No payload bay, no multi purpose mutually contradictory design requirements that add weight and complexity & cost so we spread more graft $ around to more congress-critter's districts.



I think there is very little "graft" in this whole thing, former congressman Cunningham aside.  But, in a democracy you are going to have to spread the money around in order to get political support.  The requirments issues is driven by shortage of money/projects.  When everyone could have there own specialized system one didn't have so much of this.  Today if you don't get your requirments on the one system that is getting built you just out of luck.


As for the CEV's heatshield requirements, well yes the whole plan is to go back to the moon.  Buzz Aldrin even has a Mars idea where it is a key component.  The current NASA plan is to get back to "exploration" rather than just a transportation service. 

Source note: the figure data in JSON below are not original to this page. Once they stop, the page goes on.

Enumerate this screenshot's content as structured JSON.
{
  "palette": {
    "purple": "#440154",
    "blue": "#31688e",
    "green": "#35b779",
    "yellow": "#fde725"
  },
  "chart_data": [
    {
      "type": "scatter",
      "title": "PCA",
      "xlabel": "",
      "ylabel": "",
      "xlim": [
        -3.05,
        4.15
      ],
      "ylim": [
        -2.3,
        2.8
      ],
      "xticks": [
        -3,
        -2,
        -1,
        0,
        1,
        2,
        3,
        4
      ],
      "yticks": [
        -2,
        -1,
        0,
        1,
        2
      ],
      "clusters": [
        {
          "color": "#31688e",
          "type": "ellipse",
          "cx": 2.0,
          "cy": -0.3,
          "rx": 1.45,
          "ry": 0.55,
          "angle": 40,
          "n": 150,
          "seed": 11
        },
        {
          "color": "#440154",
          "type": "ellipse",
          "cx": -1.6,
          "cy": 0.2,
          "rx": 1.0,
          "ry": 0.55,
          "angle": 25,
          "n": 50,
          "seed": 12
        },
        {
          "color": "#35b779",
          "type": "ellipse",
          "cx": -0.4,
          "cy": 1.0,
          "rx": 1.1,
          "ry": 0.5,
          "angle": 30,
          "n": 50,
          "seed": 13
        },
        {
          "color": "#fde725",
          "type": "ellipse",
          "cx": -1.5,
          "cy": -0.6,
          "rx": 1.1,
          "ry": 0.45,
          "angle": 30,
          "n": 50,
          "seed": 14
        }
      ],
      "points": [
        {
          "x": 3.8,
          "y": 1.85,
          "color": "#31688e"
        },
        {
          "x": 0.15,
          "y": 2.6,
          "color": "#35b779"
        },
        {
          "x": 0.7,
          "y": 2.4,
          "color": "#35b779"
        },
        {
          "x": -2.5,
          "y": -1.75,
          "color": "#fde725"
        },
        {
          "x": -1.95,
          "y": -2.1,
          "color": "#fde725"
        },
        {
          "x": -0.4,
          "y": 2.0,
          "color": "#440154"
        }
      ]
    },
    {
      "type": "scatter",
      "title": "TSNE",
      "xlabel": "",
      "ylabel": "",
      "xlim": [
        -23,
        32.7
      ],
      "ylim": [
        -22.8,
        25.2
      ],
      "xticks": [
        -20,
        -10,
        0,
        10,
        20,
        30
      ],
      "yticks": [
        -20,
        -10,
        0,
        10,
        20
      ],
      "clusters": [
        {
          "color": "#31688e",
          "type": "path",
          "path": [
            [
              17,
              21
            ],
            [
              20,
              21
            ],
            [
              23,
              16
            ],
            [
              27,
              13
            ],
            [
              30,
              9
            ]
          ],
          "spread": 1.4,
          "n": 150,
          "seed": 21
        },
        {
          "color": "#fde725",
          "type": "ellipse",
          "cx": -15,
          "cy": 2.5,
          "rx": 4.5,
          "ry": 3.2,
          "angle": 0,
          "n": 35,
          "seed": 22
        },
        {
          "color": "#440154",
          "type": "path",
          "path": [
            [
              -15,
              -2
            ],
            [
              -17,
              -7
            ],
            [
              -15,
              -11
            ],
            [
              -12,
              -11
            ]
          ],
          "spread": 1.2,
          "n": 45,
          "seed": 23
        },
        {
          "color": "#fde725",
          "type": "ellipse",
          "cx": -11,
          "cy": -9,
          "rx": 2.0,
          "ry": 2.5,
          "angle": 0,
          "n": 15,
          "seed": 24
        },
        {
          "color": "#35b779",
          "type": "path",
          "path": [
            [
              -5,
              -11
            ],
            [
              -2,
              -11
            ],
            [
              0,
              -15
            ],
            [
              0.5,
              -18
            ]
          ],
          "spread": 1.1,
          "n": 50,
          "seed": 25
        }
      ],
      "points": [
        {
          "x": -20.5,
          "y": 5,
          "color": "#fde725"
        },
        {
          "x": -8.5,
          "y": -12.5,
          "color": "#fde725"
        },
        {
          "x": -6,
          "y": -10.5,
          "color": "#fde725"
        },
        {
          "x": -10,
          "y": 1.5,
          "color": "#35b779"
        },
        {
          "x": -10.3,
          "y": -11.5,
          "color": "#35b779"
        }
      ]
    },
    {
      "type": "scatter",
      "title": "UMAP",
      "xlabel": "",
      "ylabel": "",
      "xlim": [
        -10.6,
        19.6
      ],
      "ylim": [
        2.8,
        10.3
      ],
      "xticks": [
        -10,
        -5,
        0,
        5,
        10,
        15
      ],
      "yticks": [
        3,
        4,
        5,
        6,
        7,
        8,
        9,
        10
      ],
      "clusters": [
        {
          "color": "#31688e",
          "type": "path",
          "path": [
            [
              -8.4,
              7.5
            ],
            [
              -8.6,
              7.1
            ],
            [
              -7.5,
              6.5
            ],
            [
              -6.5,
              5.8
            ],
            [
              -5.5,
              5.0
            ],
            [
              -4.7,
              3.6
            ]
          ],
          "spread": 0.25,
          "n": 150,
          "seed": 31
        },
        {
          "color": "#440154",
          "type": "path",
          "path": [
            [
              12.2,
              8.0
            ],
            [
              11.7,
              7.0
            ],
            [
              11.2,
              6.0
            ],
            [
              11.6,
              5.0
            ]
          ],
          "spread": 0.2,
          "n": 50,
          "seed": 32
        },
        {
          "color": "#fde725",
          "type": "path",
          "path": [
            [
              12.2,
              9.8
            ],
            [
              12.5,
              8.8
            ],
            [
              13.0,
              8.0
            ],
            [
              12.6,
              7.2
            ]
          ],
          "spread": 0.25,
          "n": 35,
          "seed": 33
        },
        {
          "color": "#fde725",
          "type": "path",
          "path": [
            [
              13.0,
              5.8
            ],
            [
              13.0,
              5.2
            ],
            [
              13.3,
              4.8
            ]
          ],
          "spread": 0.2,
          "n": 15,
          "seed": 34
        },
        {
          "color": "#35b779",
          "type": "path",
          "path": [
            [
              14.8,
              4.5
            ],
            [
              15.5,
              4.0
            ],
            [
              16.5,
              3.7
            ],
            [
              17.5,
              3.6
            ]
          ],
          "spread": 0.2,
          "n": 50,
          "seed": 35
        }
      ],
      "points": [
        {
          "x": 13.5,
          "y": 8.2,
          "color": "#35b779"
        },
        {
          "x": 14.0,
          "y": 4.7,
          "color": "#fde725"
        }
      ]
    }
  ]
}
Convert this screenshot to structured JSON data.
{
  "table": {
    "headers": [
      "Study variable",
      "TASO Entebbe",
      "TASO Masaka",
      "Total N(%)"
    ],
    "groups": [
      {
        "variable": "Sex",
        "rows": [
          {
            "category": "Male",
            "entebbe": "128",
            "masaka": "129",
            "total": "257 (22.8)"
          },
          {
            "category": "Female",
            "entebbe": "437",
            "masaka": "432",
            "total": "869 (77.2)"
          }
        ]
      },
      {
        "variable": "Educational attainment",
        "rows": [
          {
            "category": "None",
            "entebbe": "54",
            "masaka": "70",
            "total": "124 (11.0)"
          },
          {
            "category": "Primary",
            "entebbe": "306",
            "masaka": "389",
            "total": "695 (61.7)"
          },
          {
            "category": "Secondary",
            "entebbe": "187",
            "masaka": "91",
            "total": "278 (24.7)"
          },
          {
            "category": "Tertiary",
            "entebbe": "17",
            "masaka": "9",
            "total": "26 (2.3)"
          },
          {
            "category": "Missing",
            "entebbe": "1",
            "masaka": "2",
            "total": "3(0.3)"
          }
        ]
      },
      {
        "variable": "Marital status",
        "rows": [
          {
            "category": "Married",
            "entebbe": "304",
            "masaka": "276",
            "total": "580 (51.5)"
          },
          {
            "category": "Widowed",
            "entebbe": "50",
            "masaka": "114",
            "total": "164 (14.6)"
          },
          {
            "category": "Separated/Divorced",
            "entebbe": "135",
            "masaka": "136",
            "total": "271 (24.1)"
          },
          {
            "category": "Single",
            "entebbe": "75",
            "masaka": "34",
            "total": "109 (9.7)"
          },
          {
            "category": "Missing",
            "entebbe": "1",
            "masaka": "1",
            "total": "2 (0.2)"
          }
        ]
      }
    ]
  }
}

In a way this goes against my bias which is for a big technology push.  We haven't make a major advance in operational (vs lab) space propulsion since the mid '60s, i.e. the LH2-LOX rocket engine.  The Shuttle is a prototype rather than a true spaceship but is an important step in the right direction.  Clearly another step is required now.  I think that it does give us a lot data on what work well and what doesn't.  I've tended to favor the hybrid airbreathing/rocket concept for SSTO vehicles.  Perhaps that isn't the answer but we need to get to the level of a single vehicle with significant throw away parts that can fligh multiple mission before depot level maintainance.   I would guess that if we could fly ten mission for the support that one Shuttle mission requires that would do.